И вот среди этого гула, всевозможных взаимных приветствий и вопросительных всяких взоров появляется руководство, толпа устремляется к Хрущеву, защелкали камеры. Разумеется, тут же выросла фигура Михалкова: откуда ни щелкнет репортер, непременно рядом с Хрущевым Михалков, ну еще тут же Шолохов, Грибачев и какой-то человек с подергивающимся лицом — не знал я, кто это. Спросил. Оказывается — скульптор Вучетич, у него нечто вроде тика.
Ну ладно. Хрущев беседует как-то на ходу, направляется в эту самую главную комнату, все текут за ним. Образуется в дверях такой водоворот из людей.
Расселись все. С одного конца раздался такой звоночек, что ли. Встал Хрущев и сказал, что мы пригласили вас поговорить, мол-де, но так, чтобы разговор был позадушевнее, получше, пооткровеннее, решили вот — сначала давайте закусим.
Да, еще Хрущев извинился, что нет вина и водки, и объяснил, что не надо пить, потому что разговор будет, так сказать, вполне откровенный. Понятно…
Ну, примерно час ели и пили. Наконец подали кофе, мороженое. Стали отваливаться. Хрущев встал, все встали, зашумели, загремели стульями, повалил народ в анфилады. Перерыв».
После перерыва начался разговор. В кинозале, перед экраном, прикрытым занавесом, разместился президиум: Хрущев, другие члены Президиума ЦК. С коротким докладом выступил Ильичев. Леонид Федорович отлично понимал, что Суслов его подставляет, но не подставиться не мог. Не уходить же ему из-за каких то художников из секретарей ЦК? И вообще из политики?

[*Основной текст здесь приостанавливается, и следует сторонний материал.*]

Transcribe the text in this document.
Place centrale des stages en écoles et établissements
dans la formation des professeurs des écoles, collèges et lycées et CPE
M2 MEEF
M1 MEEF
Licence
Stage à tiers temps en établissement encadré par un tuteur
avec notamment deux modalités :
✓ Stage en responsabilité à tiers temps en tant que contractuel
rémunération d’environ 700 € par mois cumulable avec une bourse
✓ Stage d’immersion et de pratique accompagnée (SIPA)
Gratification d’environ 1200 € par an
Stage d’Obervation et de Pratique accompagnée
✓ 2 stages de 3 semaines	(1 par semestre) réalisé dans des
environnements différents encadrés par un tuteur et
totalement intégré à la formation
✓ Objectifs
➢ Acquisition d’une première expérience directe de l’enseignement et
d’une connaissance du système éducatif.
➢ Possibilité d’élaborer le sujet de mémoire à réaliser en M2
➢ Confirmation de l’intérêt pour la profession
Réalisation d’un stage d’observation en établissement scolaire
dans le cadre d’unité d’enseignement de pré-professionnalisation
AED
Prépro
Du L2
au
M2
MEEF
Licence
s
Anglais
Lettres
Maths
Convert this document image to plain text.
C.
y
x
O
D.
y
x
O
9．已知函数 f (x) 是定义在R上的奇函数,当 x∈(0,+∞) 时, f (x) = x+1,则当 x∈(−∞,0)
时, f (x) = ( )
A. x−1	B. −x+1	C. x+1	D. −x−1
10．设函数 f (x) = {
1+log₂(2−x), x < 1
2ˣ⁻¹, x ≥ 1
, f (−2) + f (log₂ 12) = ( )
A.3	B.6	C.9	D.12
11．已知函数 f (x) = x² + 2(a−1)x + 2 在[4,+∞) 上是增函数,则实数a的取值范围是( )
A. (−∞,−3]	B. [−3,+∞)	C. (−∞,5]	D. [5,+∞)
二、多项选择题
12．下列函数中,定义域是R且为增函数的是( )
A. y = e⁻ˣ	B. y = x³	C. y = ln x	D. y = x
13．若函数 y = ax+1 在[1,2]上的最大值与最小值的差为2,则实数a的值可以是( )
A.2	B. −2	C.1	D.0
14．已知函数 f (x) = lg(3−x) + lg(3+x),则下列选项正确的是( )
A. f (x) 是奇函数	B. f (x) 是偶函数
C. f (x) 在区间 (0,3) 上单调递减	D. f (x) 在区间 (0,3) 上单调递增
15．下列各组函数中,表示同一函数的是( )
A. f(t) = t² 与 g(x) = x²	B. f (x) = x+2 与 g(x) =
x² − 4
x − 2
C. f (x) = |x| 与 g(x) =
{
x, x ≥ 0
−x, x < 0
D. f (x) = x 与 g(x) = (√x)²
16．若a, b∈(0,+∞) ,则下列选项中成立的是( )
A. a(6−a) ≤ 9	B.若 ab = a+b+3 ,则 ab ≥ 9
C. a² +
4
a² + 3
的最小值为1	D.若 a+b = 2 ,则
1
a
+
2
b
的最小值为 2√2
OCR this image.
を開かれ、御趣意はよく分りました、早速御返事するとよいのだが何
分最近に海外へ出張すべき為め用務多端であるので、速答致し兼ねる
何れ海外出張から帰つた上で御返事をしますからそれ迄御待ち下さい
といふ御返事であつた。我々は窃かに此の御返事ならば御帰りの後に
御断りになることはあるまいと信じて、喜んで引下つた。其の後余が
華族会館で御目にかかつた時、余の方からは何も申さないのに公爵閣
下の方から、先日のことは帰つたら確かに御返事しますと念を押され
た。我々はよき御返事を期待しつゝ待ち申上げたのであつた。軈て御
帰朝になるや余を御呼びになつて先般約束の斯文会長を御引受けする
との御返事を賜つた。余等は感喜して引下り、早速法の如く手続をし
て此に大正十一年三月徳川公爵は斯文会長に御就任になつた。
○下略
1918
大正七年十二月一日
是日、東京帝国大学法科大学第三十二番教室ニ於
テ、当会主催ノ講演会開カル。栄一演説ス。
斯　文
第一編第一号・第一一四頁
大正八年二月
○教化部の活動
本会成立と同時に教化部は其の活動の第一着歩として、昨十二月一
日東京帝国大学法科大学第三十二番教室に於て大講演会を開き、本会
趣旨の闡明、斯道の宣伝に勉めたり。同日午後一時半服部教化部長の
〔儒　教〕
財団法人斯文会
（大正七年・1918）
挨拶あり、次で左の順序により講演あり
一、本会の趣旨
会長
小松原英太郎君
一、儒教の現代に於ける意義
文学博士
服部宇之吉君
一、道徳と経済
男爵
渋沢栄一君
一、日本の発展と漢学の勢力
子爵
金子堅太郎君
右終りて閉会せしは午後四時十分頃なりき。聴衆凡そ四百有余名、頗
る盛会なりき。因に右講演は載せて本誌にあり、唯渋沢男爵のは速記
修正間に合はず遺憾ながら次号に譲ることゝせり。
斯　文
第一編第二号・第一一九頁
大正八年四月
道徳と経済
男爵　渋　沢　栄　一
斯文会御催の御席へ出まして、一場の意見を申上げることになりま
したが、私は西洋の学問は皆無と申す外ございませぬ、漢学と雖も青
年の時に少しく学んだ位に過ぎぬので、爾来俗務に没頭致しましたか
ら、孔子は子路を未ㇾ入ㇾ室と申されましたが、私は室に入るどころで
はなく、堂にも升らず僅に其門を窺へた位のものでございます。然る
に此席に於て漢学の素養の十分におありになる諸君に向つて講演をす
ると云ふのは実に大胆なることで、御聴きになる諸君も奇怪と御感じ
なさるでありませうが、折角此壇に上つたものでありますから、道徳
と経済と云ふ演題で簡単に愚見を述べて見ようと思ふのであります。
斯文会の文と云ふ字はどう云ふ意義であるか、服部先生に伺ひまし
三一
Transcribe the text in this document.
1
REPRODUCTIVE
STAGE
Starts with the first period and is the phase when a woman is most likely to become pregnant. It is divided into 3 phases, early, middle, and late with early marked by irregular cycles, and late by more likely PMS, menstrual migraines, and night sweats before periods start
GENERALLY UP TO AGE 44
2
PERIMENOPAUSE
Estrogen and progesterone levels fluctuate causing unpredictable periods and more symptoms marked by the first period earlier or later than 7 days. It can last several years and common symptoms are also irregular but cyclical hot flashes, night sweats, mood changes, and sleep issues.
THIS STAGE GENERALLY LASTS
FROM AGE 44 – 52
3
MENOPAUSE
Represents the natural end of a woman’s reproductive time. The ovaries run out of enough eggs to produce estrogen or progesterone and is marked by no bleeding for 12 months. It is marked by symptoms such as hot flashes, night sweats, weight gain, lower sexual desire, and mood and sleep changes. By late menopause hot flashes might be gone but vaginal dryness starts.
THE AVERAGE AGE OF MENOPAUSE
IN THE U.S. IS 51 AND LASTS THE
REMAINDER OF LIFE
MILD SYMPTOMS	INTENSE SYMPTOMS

Человек умный и изворотливый, он попытался выкрутиться. Критику свел к перечислению уже «обсуждавшихся» в Манеже работ: «Обнаженная» Фалька, «Толька» Жутовского, «Разрушенная классика» Неизвестного и иже с ними. От себя не добавил практически ничего. Правда, упомянул недавно вышедший в Нью-Йорке сборник стихов «Весенний лист» тогда еще никому неизвестного диссидента-математика А. Есенина-Вольпина, писавшего: «Что тираны их — мать и отец, / И убить их пора бы давно…», и еще: «Ничего не хочу от зверей, / Населяющих злую Москву». Строки, на мой взгляд, не столько поэтические, сколько политические, но автору виднее.
Затем Ильичев рассказал о новом письме Хрущеву от группы деятелей культуры, писавших о свободе выражения мнений, ставшей возможной после XX и XXII съездов партии, и одновременно опасавшихся «появления нового Сталина» и заверил, что такого не случится.
— У нас полная свобода борьбы за коммунизм, — провозгласил в заключение Леонид Федорович.
Хлопали ему дружно, но не очень громко.
Ромм Ильичева не запомнил, поэтому я для комментариев предоставлю слово Белютину, он тоже присутствовал на обеде: «Леонид Ильичев, толстый невысокий человек в сверкающих очках мало напоминал того “растерянного студента”, которому Хрущев в Манеже сделал выговор. Он (Ильичев. —
Белютин раскусил замысел Суслова, именно так он задумал представить нового «либерального» идеолога его «пастве». Пусть их от него с души воротит. И воротило. Еще как воротило. В полном соответствии с сусловским сценарием.
После доклада, как водится, начались выступления. Так уж получилось, что воспоминания о происходившем оставили молодые, только пробивавшиеся наверх «левые» писатели и иные деятели искусства или их покровители, вроде Ромма и Белютина. Поэтому рассказы об этом и последовавших за ним совещаниях выглядят очень прямолинейно и однобоко, свидетели представляют их как столкновение «левых» с Хрущевым или Хрущева с «левыми», и оставляют за кадром все остальное. Естественно — «у кого что болит, тот о том и говорит». На самом же деле обсуждению «левых» на этих собраниях отводилось совсем немного времени, на девяносто процентов обсуждение заполнялось выступлениями писателей, художников, режиссеров, уже «сделавших» свою судьбу. Существующие власть и идеология их устраивали, и они устраивали власть. Речь вели о мелочах, кому-то хотелось расширить издательские планы, да не хватало денег, кто-то просил построить консерваторию или Дом творчества.
Собственно, в Доме приемов на Ленинских горах судачили, главным образом, о деньгах. Стороны, в том числе и «левые» формалисты-неформалы, добивались благосклонности государства так же, как в XVIII веке поэт Гаврила Державин стремился обрести благосклонность императрицы Екатерины Великой, ибо в России, и не только в России, благосклонность властей означала милости, достаток, славу. А потому боролись за нее они отчаянно.